ICAC urges better ethics teaching
An ICAC official says the teaching of ethics to university students should be improved after a spate of alleged frauds by undergraduates and graduates.
ICAC regional officer for the northwest New Territories, Vanessa So Cheung Lai-ying, said more should be done to instil a sense of right and wrong among university students.
'Some faculties already have modules on business ethics, but students' interest in these modules is not high.
'Some faculties don't even have enough students to constitute a class.
'The students may think that this is not directly related to their professional studies,' Ms So said.
A former City University of Hong Kong student, Wong Tse-yeung, 21, was sentenced this month to nine months in prison for forging signatures on nine cheques. He embezzled more than $500,000 from the Student Union while he was its treasurer. The money was returned before the verdict.

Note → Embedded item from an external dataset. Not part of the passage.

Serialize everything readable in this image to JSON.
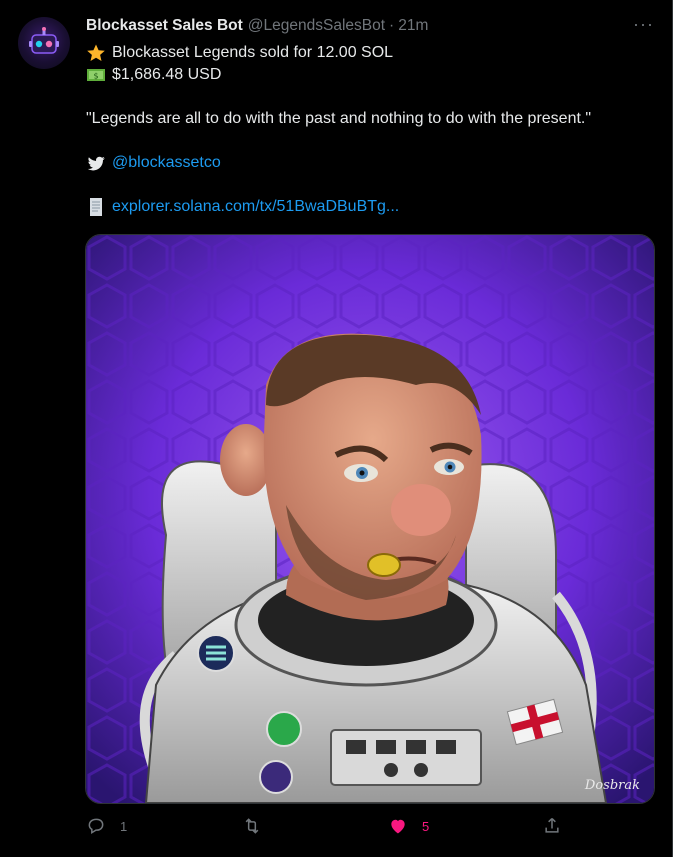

A 21-year-old student at another university was arrested last month for allegedly stealing students' wallets and applying for credit cards with the help of the information he found inside. He was accused of using the cards to run up bills of more than $20,000.
A business administration graduate fresh from Shue Yan College was convicted in another fraud case.
Ms So said some students were more tolerant of corruption.
'Youth frontline workers attribute this to the overall materialistic nature of society, as well as the fact that students have no experience of the evil of corruption in the 1960s and '70s, when it was prevalent.' The 'quick cash' rush to get as much money before the handover was also a crucial factor, Ms So said. She added that in the aftermath of the three cases, the Independent Commission Against Corruption would arrange talks with students who handle finances.
The ICAC would also consult faculty heads, especially in business departments, to ask them to teach more about ethics.
Professor Judy Tsui Lam Sin-lai, head of the Department of Accountancy at City University said the subject was one of the faculty's major themes. She said that wrongdoing among young people was an international problem.
An ICAC survey found 50 per cent of students questioned rated their ethical standards as 'low' or 'very low'.